By Jolie Breeden

Godschalk Photo courtesy of UNC Department of City and Regional Planning.


The field of hazards and disasters has lost a number of its trailblazers recently, and we're sorry to note yet another. David Godschalk, an urban planner and early champion of hazards mitigation, passed away on January 27. He was 86.

Godschalk had an illustrious career as a planner and an academic, leading a push for what would eventually become known as community resilience by finding planning solutions to extremes such as flooding and sea level rise. He was especially known for his ability to bridge the divide between academic research and practice and contributed to the education and professional growth of many of today's top planners and mitigation specialists.

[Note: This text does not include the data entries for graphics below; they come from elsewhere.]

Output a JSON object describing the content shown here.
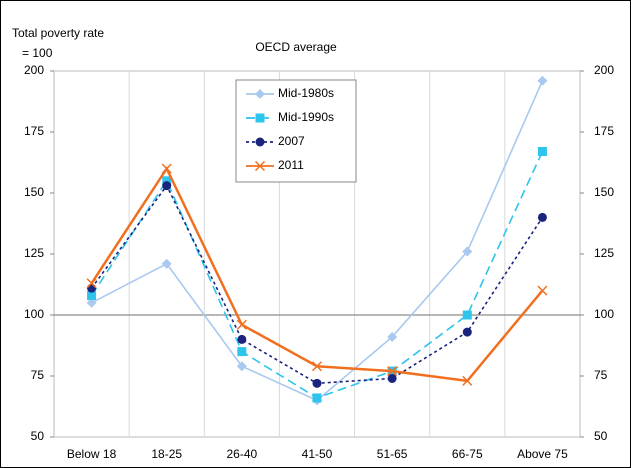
{
  "chart_data": {
    "type": "line",
    "title": "OECD average",
    "y_label": [
      "Total poverty rate",
      "= 100"
    ],
    "categories": [
      "Below 18",
      "18-25",
      "26-40",
      "41-50",
      "51-65",
      "66-75",
      "Above 75"
    ],
    "series": [
      {
        "name": "Mid-1980s",
        "color": "#a9c9ef",
        "marker": "diamond",
        "dash": "solid",
        "values": [
          105,
          121,
          79,
          65,
          91,
          126,
          196
        ]
      },
      {
        "name": "Mid-1990s",
        "color": "#2ec4ec",
        "marker": "square",
        "dash": "dashed",
        "values": [
          108,
          155,
          85,
          66,
          77,
          100,
          167
        ]
      },
      {
        "name": "2007",
        "color": "#1a237e",
        "marker": "circle",
        "dash": "dotted",
        "values": [
          111,
          153,
          90,
          72,
          74,
          93,
          140
        ]
      },
      {
        "name": "2011",
        "color": "#f07020",
        "marker": "x",
        "dash": "solid",
        "values": [
          113,
          160,
          96,
          79,
          77,
          73,
          110
        ]
      }
    ],
    "ylim": [
      50,
      200
    ],
    "yticks": [
      50,
      75,
      100,
      125,
      150,
      175,
      200
    ],
    "y2lim": [
      50,
      200
    ],
    "y2ticks": [
      50,
      75,
      100,
      125,
      150,
      175,
      200
    ],
    "reference_line": 100,
    "grid": true,
    "legend": "top"
  }
}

"The planning field is full of people with their stories of mentoring by David Godschalk because it may well have been the aspect of his job that he enjoyed most," wrote former APA Hazards Planning Center manager James Schwab in a tribute. "He took pleasure in the growth and success of those whose careers he affected."

Godschalk Photo courtesy of UNC Department of City and Regional Planning.

Godschalk spent nearly 40 years with the City and Regional Planning department at the University of North Carolina Chapel Hill, where he retired as the Stephen Baxter Professor Emeritus. He contributed significantly to the Coastal Resilience Center as a member of the advisory board, and he was a fellow of the American Institute of Certified Planners.

The Natural Hazards Center was also fortunate to call Godschalk a supporter. For many years he was a frequent attendee and contributor to the Natural Hazards Workshop program. In 2002, he convened one of the early meetings of Hazards Center Directors at the Workshop, an important tradition that endures. He also designed several meaningful Workshop sessions, including one on best practices in recovery in 2013.

Although he was a gifted academician, Godschalk was not content to let his scholarship languish in books and plans. He applied his expertise to the communities of which he was a part, contributing to planning efforts such as the Chapel Hill Town Plan, UNC campus planning, and even to the retirement community where he finally settled.

His tireless efforts have led to a large body of work that include influential ideas, practice frameworks, and texts. Not the least of which was his 2017 memoir, "Searching for the Sweet Spot", in which Godschalk gives us a glimpse into what drove him throughout his notable career.

"Design has been an abiding thread in my life," he wrote. "However, I have learned that you do not always find the sweet spot of everything…by design. The process is often more complicated than that."

We know we join the other members of our hazards and disaster community in mourning the loss of David Godschalk, and in celebrating his tremendous legacy. By design or by complicated process, he left our world a sweeter—and a safer—spot.